Год с лишним назад, а фактически сто лет назад, тысячелетие назад, когда ветры, что веют над вами и нами, разорвали в клочья не только плавками цветными болтающийся над Москвой и страной, флаг цвета того самого, но и саму страну, а главное!.. Главное-то, ветерок тот, с ураганными порывами, столбы повалил, на которых проволока колючая была натянута.. Проволока и граница, натянута в напряжении семьдесят лет и звеня от напряжения этого, грозилась лопнуть и хлестнуть кого-нибудь промеж глаз или по жопе...Вот это и случилось, что так ждалось долгожданно-нежданно-негадано...Лопнула граница, разбежались карацупы с джульбарсами хрен знает куда, и вырвался на мутном гребне волны эмиграции Майкл, тогда еще его звали в узких кругах московского хиппового андеграунда - Майкл-Данило, вырвался.. Вырвался от всего счастья советско-российской жизни... То есть от винтов за прикид, пардон, перевожу -задержание на три часа работниками милиции за внешний вид, не соответствующий внешнему виду советского человека...От психушек-психодромов и спецприемников, от насильного парикмахерского обслуживания и многообильной любви всей этой блядвы, желающей ткнуть носом волосатого в то говно, что сами эти жлобы насрали за семьдесят лет...Одним словом на свободу, в либертуху, пиплы, от жлобья и гопников, люберов и полисов, от совков...

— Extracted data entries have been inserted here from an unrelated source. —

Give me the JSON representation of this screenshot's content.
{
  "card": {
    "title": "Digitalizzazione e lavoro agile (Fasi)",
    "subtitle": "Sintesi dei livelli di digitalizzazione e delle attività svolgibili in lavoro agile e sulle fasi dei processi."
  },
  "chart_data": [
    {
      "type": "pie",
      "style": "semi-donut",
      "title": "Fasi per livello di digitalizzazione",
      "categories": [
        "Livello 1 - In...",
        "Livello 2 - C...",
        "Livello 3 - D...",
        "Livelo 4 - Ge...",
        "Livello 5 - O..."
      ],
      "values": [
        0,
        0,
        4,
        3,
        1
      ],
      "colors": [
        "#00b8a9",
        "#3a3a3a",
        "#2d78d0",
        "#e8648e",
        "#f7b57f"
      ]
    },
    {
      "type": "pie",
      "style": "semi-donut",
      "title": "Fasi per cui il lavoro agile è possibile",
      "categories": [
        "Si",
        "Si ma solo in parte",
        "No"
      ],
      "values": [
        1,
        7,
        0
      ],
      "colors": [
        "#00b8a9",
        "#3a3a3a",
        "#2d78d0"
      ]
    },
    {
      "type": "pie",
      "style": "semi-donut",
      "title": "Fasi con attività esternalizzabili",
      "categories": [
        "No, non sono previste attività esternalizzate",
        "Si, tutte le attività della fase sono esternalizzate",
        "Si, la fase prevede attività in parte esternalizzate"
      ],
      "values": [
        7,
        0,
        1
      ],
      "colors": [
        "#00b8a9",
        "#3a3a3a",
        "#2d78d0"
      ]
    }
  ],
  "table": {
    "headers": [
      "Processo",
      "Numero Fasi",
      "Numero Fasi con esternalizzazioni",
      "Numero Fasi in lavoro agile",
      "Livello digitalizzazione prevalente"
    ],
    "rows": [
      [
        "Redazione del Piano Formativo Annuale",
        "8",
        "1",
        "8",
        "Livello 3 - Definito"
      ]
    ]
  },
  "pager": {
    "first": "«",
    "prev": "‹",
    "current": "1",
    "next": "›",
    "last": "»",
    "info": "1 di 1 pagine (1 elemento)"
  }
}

Спасибо маме, к этому времени, времени эмиграции уже лежавшей на одном подмосковном кладбище, дай бог ей чтоб земля была пухом, спасибо маме, учительнице французского, не лупила Мишеньку, а лаской, терпением и хитростью, вдолбила в головенку советского ребенка чуждые слова, купила его на детективы, на французском, с заманчивыми обложками и где брала - непонятно...Спасибо мамочка, если б не французский твой, а ставший моим - караул был бы.
Приехал Майкл в Париж туристом, но сразу сунулся куда надо, нашел, кого надо и буквально через пару месяцев стал Михаил Данилов не туристом, а эмигрантом, получил вид на жительство и естественно, право на пахотьбу.
А дальше одни обломы, хотя любой совок радовался бы безмерно, что еще придурку надо - вид на жительство, право на пахотьбу, есть где жить, есть работа, сыт, обут, одет и если хочешь, то и пьян...Но Майкл то не совок и ехал сюда совсем не за этим, сунулся было он по адресам, что еще в Москве наковырял, как сразу и началось.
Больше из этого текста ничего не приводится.